Talk to a Momentum faxing expert about how you can deploy a cloud faxing setup that fits your compliance and storage requirements.

FAQs

Is cloud faxing secure?

Yes, when configured correctly. Security depends on encryption during transmission and where the document is stored after delivery. A platform that encrypts data in transit and stores files within infrastructure that the organization controls provides a stronger posture than one that holds documents on a shared vendor server.

Do I need a fax machine for cloud faxing?

No. Cloud faxing replaces the machine and the analog phone line. Users send and receive faxes from a computer or mobile device through software. The recipient still receives the fax in the standard format, whether they use a machine or a cloud service on their end.

Can I keep my existing fax number?

Yes. Fax numbers can be ported to a cloud fax platform, so partners, patients, and vendors reach the organization at the same number they already have on file. Ask the provider about porting timelines and any technical requirements before starting the process.

What industries use cloud faxing the most?

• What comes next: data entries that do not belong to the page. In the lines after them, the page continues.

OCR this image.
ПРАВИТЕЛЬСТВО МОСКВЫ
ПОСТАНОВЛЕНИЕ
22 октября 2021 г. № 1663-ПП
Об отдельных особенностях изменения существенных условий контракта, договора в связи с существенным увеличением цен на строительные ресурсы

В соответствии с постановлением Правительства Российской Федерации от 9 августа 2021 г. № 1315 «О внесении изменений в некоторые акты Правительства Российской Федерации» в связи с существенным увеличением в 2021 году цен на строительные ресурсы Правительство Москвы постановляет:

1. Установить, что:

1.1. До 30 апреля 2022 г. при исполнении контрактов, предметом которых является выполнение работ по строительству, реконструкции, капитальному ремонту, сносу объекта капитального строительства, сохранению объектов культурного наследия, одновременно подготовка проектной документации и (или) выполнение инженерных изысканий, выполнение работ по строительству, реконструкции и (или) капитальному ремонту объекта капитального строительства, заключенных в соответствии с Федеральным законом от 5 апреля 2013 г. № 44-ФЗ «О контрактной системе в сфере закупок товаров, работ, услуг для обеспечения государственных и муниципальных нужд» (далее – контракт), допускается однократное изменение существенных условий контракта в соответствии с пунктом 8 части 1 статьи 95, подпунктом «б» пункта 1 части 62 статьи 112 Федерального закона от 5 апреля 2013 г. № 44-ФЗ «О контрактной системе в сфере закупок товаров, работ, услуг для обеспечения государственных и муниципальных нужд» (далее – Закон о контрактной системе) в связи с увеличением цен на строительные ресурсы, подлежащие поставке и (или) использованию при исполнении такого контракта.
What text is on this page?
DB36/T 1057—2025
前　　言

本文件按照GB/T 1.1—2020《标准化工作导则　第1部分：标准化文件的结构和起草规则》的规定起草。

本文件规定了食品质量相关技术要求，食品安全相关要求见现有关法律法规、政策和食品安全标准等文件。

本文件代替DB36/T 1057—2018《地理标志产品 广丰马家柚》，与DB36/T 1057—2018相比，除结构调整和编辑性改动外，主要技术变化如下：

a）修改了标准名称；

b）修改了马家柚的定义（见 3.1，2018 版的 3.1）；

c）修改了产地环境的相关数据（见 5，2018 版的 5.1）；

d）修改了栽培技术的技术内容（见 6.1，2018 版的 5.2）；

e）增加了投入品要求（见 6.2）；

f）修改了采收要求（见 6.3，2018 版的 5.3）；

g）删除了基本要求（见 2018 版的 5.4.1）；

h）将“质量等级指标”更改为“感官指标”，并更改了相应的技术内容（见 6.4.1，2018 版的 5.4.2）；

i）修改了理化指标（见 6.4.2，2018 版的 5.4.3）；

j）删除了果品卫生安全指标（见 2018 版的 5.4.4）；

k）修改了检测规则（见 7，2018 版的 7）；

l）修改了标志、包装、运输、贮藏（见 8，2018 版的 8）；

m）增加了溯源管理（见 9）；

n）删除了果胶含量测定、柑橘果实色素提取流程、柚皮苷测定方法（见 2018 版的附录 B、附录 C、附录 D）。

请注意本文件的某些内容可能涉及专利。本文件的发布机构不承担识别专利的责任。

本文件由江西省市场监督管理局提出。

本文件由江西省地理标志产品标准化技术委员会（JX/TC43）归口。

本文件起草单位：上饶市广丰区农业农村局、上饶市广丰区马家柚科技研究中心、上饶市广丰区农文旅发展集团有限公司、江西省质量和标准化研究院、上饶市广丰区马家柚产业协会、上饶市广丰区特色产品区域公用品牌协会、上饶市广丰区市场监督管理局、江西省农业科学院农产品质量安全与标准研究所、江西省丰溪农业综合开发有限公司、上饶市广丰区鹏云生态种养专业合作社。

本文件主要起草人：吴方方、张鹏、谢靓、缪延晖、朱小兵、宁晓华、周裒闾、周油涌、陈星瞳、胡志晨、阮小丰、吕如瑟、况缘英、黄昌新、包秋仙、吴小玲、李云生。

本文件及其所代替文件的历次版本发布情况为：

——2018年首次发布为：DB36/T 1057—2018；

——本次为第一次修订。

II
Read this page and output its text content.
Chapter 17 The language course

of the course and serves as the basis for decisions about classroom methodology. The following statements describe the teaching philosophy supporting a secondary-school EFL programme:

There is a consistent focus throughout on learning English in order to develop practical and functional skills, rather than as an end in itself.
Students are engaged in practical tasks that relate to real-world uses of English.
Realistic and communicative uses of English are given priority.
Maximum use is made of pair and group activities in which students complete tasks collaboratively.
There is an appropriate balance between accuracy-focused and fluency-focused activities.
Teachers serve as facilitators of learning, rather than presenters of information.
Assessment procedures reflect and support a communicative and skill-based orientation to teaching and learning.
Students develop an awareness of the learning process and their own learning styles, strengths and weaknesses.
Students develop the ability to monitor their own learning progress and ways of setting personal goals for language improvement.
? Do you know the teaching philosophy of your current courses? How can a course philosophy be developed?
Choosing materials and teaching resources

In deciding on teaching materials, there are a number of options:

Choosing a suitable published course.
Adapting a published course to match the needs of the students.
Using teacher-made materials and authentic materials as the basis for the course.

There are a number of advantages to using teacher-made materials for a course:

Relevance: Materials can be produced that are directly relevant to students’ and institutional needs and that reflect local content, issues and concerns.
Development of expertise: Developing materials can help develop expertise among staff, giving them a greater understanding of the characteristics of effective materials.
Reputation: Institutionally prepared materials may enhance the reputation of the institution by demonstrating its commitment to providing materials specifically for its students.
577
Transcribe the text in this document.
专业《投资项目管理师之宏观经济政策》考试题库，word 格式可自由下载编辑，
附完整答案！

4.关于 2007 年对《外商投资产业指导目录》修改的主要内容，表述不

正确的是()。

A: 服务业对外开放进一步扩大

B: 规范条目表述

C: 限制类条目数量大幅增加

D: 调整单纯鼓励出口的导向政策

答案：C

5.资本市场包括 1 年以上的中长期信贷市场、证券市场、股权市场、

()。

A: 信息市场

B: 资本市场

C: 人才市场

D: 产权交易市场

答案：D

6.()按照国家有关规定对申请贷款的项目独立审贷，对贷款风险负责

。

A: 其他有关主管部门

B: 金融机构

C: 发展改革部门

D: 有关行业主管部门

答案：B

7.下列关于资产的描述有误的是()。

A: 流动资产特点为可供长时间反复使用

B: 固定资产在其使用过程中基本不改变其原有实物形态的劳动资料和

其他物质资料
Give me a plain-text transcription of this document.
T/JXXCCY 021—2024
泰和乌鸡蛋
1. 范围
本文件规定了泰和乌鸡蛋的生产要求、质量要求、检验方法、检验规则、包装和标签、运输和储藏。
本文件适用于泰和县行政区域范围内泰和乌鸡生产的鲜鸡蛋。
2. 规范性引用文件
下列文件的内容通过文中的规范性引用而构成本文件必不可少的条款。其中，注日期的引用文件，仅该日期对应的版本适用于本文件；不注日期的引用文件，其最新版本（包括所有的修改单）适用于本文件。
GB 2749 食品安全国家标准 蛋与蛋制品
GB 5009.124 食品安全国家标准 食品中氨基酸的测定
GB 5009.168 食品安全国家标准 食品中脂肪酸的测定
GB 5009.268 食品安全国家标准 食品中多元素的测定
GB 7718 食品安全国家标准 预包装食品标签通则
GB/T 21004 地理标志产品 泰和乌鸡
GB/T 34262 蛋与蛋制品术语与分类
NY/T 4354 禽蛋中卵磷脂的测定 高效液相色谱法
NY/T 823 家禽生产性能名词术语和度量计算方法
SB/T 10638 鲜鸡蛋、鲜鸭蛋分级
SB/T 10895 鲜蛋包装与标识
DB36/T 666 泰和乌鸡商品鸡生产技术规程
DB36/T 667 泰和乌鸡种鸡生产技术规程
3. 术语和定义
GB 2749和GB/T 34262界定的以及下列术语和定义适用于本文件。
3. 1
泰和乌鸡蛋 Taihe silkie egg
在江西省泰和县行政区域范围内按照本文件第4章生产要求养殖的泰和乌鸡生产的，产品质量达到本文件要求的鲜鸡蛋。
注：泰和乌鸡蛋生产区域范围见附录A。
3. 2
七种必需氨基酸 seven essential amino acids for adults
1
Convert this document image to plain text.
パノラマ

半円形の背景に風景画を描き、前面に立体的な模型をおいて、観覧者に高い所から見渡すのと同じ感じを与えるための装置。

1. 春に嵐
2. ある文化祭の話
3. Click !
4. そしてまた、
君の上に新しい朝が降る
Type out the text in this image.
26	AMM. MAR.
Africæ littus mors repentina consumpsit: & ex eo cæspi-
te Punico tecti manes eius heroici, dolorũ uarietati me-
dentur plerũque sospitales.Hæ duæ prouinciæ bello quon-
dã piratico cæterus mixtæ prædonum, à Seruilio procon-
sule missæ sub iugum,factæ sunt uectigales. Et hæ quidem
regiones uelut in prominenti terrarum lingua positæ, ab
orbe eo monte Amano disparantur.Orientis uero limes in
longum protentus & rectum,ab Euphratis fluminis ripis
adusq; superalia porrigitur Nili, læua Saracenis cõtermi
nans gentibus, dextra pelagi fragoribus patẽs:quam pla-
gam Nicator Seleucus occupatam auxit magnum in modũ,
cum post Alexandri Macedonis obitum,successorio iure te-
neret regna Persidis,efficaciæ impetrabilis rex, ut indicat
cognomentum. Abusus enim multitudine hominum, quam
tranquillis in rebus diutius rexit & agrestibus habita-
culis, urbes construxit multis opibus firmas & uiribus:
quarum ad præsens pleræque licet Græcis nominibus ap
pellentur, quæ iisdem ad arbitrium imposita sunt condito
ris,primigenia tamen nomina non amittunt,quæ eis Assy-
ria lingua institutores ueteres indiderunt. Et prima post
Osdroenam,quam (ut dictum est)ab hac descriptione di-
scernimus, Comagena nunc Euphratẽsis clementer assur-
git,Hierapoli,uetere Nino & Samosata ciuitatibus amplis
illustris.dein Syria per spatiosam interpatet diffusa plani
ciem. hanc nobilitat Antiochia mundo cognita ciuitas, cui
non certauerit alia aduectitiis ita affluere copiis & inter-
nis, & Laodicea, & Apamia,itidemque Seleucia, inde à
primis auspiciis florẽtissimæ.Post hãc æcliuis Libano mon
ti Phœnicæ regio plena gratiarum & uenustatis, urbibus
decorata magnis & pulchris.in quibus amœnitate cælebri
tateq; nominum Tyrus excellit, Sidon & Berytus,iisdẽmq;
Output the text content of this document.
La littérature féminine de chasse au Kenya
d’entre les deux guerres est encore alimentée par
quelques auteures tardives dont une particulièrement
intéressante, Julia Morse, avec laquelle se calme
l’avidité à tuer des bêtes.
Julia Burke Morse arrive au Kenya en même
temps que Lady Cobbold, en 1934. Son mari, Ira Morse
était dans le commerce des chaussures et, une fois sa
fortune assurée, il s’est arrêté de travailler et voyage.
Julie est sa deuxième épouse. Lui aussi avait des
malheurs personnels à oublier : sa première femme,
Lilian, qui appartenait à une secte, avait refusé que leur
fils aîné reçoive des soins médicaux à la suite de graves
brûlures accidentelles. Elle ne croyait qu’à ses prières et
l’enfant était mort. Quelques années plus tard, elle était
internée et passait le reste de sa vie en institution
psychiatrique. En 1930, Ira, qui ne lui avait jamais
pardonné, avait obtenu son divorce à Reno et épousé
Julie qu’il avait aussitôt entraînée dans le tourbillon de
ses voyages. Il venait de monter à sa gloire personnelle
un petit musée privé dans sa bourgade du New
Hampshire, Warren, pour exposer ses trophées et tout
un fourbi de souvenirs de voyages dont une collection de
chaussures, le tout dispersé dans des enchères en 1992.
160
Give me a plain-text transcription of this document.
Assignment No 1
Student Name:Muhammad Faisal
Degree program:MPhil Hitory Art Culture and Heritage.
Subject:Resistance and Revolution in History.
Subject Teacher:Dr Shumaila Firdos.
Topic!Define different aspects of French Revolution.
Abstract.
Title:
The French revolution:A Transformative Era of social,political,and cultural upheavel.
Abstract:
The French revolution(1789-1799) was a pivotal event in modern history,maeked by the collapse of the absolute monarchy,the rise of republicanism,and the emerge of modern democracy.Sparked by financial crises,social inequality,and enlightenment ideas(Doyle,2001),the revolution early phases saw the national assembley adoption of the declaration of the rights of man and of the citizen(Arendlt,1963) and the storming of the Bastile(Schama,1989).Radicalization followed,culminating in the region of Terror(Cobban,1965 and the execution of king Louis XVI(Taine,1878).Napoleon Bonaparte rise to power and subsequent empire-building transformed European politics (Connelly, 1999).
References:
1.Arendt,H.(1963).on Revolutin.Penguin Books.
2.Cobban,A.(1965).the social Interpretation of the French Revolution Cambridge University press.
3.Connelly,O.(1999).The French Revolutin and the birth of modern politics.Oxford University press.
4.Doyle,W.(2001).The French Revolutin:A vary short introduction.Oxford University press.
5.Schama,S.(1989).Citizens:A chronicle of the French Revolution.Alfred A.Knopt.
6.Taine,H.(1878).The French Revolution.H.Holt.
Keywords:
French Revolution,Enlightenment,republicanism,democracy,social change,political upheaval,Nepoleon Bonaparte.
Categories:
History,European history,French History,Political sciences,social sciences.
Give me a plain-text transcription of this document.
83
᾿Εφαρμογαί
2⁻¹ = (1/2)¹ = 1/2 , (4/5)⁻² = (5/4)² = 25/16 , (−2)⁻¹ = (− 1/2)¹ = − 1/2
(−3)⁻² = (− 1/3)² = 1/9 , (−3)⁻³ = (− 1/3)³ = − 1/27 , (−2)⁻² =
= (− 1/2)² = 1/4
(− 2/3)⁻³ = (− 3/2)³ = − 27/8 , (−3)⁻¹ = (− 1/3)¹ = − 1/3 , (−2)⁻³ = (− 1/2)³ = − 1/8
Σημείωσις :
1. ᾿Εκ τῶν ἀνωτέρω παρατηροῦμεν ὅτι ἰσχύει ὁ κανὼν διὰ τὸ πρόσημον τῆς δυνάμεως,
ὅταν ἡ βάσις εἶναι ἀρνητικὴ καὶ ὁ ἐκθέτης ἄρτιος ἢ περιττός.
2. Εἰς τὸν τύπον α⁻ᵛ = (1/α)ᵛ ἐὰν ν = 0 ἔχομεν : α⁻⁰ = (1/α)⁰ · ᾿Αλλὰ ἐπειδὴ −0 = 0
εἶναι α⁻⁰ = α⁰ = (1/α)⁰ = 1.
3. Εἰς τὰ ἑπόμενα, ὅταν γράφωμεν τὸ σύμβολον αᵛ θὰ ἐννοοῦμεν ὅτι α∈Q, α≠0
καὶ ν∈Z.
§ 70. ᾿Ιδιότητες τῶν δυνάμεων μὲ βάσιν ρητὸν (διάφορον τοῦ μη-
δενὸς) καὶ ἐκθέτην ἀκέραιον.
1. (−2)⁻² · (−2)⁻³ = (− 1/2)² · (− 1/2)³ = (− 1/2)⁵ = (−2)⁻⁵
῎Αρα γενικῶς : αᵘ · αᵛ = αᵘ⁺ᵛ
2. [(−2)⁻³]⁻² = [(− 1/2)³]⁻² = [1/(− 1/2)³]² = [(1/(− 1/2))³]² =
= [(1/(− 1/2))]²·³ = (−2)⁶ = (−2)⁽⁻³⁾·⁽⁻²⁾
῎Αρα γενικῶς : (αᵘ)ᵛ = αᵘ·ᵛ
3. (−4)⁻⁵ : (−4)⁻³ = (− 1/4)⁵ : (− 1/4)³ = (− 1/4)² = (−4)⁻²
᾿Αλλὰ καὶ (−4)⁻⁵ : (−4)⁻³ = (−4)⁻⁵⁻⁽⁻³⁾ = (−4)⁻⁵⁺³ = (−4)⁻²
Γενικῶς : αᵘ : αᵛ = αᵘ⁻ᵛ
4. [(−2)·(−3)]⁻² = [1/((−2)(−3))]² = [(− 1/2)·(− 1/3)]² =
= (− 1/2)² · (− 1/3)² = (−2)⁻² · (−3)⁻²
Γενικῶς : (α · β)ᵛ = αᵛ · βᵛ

Healthcare, legal, financial services, and government. These sectors fax because regulations or counterparties require it. Manufacturing is also a significant user, particularly for purchase orders and quality documentation. Cloud faxing removes hardware from the workflow without changing the format the other side expects.

How does cloud faxing work with Microsoft Teams?

A cloud fax solution can integrate directly with Microsoft Teams, allowing users to send and receive faxes from the same platform they use for calls and messages. Microsoft Teams faxing routes the document through the Teams environment and can store it in the organization’s own tenant, keeping the workflow and the data in one place.